Near‑Real‑Time Indexing
While a query is being processed, OpenSearch maintains a near‑real‑time view of the data:
- New documents are first written to an in‑memory buffer and appended to the translog for durability.
- Every second (default
index.refresh_interval), the buffer is flushed to a new Lucene segment, making the freshly indexed documents searchable. - This results in a typical < 1‑second lag between indexing and visibility in search results.

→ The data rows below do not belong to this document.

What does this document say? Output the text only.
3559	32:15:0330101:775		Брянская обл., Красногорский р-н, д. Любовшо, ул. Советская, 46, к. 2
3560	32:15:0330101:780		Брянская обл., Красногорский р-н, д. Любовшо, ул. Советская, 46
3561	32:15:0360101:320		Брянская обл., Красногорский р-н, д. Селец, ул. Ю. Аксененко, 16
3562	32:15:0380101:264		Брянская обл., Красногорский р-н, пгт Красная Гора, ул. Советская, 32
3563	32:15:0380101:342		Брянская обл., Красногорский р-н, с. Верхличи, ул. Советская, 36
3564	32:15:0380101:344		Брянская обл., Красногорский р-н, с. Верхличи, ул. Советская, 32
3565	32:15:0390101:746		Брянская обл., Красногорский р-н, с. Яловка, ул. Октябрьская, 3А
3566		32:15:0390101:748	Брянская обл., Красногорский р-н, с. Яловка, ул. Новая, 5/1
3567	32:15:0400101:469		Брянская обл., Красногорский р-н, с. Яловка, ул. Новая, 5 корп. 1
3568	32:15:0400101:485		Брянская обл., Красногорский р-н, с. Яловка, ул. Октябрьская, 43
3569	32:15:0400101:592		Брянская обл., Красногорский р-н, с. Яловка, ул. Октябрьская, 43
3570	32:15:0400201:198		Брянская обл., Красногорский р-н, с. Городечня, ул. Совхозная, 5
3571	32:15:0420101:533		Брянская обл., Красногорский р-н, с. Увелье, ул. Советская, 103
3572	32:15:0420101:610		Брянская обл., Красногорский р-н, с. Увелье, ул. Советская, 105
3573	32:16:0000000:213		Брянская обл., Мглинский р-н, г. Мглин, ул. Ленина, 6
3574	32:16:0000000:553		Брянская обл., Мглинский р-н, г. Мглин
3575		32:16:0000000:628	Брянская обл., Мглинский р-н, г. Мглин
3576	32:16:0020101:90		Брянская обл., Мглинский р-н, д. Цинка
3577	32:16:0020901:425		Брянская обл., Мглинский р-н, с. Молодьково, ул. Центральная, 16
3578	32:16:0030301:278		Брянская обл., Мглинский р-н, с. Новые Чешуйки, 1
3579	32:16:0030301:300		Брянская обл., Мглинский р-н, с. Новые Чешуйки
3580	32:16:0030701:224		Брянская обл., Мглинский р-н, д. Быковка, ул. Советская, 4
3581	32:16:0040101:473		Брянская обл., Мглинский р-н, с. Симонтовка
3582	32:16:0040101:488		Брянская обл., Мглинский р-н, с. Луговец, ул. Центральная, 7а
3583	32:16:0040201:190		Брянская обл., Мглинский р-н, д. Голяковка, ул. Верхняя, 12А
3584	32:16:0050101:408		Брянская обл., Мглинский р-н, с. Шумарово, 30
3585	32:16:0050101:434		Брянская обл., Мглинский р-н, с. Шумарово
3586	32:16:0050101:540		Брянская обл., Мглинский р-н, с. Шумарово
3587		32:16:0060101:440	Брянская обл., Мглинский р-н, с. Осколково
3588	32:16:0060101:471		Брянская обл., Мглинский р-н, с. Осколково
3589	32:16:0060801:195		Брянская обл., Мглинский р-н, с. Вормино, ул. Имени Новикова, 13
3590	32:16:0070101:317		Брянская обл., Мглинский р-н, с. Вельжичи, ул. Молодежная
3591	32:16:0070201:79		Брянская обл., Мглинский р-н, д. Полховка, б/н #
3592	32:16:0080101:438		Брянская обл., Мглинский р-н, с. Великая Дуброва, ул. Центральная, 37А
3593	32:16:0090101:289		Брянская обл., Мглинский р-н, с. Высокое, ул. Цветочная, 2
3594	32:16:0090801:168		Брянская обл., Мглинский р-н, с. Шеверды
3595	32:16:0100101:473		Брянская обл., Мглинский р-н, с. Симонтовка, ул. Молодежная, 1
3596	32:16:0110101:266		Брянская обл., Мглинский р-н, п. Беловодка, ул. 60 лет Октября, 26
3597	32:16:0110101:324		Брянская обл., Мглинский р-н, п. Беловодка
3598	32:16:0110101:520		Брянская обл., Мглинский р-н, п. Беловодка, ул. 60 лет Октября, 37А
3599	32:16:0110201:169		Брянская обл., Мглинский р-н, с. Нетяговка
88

Common Issues and Mitigations
| Issue | Why it Happens | Mitigation |
|---|---|---|
| Slow query latency | Too many shards queried, high segment count | Use routing, configure index.routing_partition_size, force‑merge to reduce segments |
| High CPU usage | Concurrent segment search on large shards | Tune search.max_concurrent_shard_requests and search.max_concurrent_segments |
| Stale results | Refresh interval too large for real‑time needs | Reduce index.refresh_interval on hot indices |
| Large payloads | Fetching full _source for many docs | Use stored_fields or docvalue_fields, limit size |
Conclusion
A search query in OpenSearch is more than a simple HTTP call. It involves routing, parallel shard execution, scoring, optional fetching, and a final merge step that stitches everything together. Understanding each stage helps you design better schemas, tune performance, and avoid common pitfalls such as unnecessary shard scans or excessive refresh intervals. By visualising the journey of a query, you gain the confidence to diagnose latency issues, choose the right indexing strategies, and make the most of OpenSearch’s powerful plugin and analysis ecosystems.